The conventional treatment for the most prevalent mycosis in Latin America, paracoccidioidomycosis (PCM), involves long periods of therapy that results in side effects and a high frequency of relapses. The search for a new, alternative treatment is necessary. Pb40 is an antigenic protein from P. brasiliensis fraction F0. This fraction has already been shown to have significant protective activity when used as a PCM vaccine in experimental models. The complete cDNA sequence corresponding to Pb40 was cloned into a pET-21a plasmid, expressed in E. coli with a his-tag and purified by affinity chromatography. The predicted protein sequence exhibited nearly 100% homology to a fragment of the hypothetical EF-hand domain containing protein of P. brasiliensis. Immunization with this recombinant protein was used together with chemotherapy in an attempt to improve PCM treatment.
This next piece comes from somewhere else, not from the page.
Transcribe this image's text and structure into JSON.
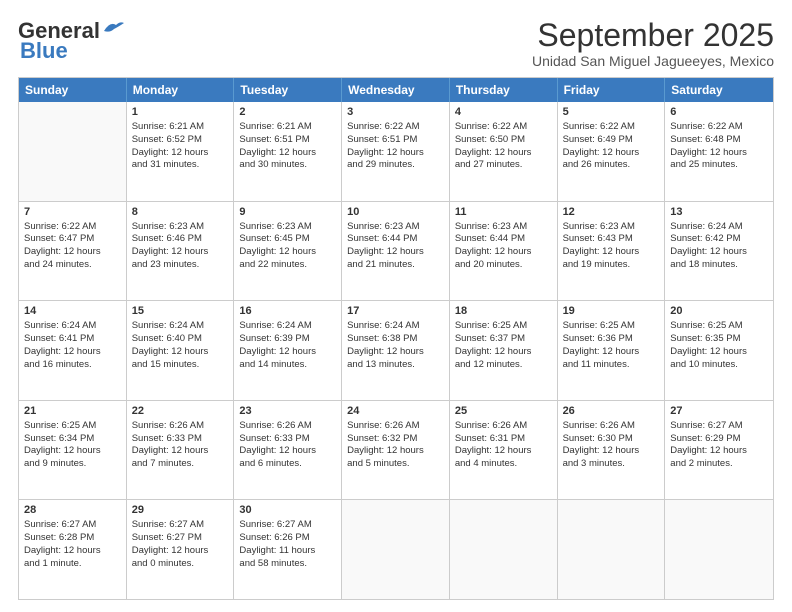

The combined drug/rPb40 treatment exhibited long-lasting control of PCM in the liver and spleen and largely preserved the tissue structures of these organs. Despite the lack of a reduction in CFUs in the group that received the combined treatment, there was a significant reduction in the size of the lesions in the lungs after 70 days of infection. At the same time, the IL-10 levels were higher in the treated mice than in the infected-only mice. Moreover, significant levels of rPb40-specific IgG antibodies were detected in the sera of immunized mice. Thus, the treatment protocol consisting of rPb40 immunization in addition to fluconazole chemotherapy showed an additive protective effect after intratracheal challenge, preventing fungal dissemination to other sites of infection and preventing relapses. These results provide new prospects for PCM immunotherapy.